Cursive
2006-12-06
"There's a struggle that I tend to have that a lot of musicians and songwriters will disgaree with me [about], and that is that this is rock 'n' roll," relates Cursive vocalist/guitarist Tim Kasher. "I've fought a lot in the past with feeling like I'm in the wrong medium because I'm not being taken seriously."
Fiction writing has always existed as a means to address ideas from a distance. Rarely do the stories deviate far from the author's viewpoint. And though Kasher's songwriting seems to have become less self-reflective since 2000's Domestica, it seems that whatever idea, value or memory he's attacking, he still plans on keeping it somewhat within arm's reach. On Cursive's positively brilliant new album, Happy Hollow, Kasher expounds on the limited ideals and fundamental bewilderment of those who've lived under the omnipresent cinch of the Bible belt. These 14 odes explore anti-Catholic ("Bad Sects"), evolutionary ("Big Bang") and sacrilegious ideas ("Rise Up! Rise Up!"). Of Kasher's overwhelming dissection of theology and glaring absence of post-romantic rage so synonymous with the band, Kasher explains, "Along with trying to keep broadening musically, we were aware that we needed to keep broadening and going in different directions lyrically as well."
For longtime listeners, lines like, "Original sin, idyllic garden/Some talking snake giving apples away/What would that snake say if he could only see us today?/Ha ha ha!" might bear a resemblance to Kasher's prior intimate outpourings, but the tune falls in line with Happy Hollow's questioning of theoretical improv, all comfortably stressed from within the confines of one small American town: Happy Hollow.

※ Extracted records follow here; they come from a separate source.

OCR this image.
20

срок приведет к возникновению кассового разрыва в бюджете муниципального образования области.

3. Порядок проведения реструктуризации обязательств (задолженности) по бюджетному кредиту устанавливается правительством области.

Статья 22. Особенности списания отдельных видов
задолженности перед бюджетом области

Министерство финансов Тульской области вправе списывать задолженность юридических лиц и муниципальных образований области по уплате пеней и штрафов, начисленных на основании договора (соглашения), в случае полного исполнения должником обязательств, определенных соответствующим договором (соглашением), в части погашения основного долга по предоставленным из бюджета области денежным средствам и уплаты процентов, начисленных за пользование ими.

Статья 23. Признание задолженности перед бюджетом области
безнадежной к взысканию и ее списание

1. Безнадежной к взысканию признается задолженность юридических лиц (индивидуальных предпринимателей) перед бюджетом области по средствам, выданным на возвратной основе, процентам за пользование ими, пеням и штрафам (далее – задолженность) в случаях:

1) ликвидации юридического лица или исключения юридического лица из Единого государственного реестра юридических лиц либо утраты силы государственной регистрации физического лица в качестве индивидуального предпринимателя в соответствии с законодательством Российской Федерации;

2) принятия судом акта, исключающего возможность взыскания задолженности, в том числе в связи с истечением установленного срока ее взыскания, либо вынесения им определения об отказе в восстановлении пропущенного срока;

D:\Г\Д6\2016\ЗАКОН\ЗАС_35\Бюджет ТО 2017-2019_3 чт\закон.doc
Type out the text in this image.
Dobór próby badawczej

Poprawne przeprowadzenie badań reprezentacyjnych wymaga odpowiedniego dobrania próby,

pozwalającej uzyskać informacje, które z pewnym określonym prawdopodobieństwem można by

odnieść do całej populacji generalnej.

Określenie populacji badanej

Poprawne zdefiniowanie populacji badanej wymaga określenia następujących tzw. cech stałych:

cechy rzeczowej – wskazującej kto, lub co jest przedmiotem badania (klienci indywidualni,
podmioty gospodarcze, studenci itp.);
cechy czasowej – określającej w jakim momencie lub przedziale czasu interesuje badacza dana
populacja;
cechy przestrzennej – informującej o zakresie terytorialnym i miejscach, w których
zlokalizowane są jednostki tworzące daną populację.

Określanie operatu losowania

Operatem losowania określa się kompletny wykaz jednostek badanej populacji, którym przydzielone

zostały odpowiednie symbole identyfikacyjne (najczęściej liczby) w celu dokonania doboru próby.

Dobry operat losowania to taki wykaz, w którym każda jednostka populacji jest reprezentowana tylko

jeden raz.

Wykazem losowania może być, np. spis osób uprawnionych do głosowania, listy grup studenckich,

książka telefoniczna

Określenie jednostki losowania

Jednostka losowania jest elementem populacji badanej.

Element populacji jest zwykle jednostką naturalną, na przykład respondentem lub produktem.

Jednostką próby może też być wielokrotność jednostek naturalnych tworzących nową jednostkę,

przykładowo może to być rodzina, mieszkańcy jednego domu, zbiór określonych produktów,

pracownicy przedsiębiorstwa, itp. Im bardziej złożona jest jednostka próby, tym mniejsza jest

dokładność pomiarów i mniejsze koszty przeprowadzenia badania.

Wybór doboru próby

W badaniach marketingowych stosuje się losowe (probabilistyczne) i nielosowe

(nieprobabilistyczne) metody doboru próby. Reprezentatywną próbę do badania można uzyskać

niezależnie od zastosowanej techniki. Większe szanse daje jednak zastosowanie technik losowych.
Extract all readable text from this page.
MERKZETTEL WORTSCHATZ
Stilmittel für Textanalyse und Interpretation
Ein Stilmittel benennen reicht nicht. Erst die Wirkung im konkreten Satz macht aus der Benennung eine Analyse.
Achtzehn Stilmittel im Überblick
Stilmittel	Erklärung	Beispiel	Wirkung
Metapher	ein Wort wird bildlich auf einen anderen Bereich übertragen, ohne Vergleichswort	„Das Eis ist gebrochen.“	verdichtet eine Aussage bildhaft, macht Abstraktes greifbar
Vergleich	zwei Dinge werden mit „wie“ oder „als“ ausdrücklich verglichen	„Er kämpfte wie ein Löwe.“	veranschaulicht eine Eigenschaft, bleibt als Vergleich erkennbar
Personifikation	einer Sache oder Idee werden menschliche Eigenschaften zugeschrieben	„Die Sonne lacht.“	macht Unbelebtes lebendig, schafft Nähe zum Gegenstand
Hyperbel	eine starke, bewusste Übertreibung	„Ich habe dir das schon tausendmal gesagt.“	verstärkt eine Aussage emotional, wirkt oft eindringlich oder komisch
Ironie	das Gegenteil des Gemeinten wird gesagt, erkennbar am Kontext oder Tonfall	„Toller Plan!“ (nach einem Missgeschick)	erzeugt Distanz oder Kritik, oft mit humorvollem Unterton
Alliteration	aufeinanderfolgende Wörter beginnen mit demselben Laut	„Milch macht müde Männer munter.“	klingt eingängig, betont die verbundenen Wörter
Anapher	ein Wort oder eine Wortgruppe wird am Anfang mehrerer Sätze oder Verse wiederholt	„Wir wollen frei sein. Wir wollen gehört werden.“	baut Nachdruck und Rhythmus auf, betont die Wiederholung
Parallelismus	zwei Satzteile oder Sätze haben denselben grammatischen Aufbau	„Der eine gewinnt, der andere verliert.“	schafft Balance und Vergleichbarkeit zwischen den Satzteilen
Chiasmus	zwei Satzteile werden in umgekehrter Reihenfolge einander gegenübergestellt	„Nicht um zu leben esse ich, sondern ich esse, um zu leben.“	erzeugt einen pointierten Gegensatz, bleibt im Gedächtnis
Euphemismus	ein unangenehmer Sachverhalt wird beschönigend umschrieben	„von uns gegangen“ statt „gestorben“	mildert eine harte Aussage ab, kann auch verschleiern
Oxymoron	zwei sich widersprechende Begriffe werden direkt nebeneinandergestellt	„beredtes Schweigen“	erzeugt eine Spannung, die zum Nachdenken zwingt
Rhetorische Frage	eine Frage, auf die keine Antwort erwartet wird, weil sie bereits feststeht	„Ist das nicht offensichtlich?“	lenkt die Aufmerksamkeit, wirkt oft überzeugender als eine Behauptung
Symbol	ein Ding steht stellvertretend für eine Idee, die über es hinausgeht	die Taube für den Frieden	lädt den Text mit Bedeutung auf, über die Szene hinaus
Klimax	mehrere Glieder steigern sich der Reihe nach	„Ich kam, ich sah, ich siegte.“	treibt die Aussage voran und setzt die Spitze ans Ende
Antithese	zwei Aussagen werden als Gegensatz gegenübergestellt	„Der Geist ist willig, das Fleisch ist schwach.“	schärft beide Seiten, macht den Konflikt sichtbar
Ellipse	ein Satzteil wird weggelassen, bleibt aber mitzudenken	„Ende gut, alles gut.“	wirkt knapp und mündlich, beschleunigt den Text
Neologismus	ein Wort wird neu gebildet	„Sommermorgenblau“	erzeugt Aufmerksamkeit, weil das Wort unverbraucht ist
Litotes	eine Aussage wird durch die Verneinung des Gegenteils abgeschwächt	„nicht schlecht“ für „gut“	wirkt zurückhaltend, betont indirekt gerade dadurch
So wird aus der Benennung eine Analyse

Cursive has always been a model of imprecision, musically speaking. Their songwriting lends itself more, as Kasher points out, to challenging themselves, rather than trying to sound aggressive.
"We've said a lot in the past that this isn't us trying to play hard rock or play aggressively, but instead we just try and tackle ideas and this is the way that we want to present them—by presenting them aggressively," explains Kasher. "I think somewhere in the core we just want to question ideas and question ourselves."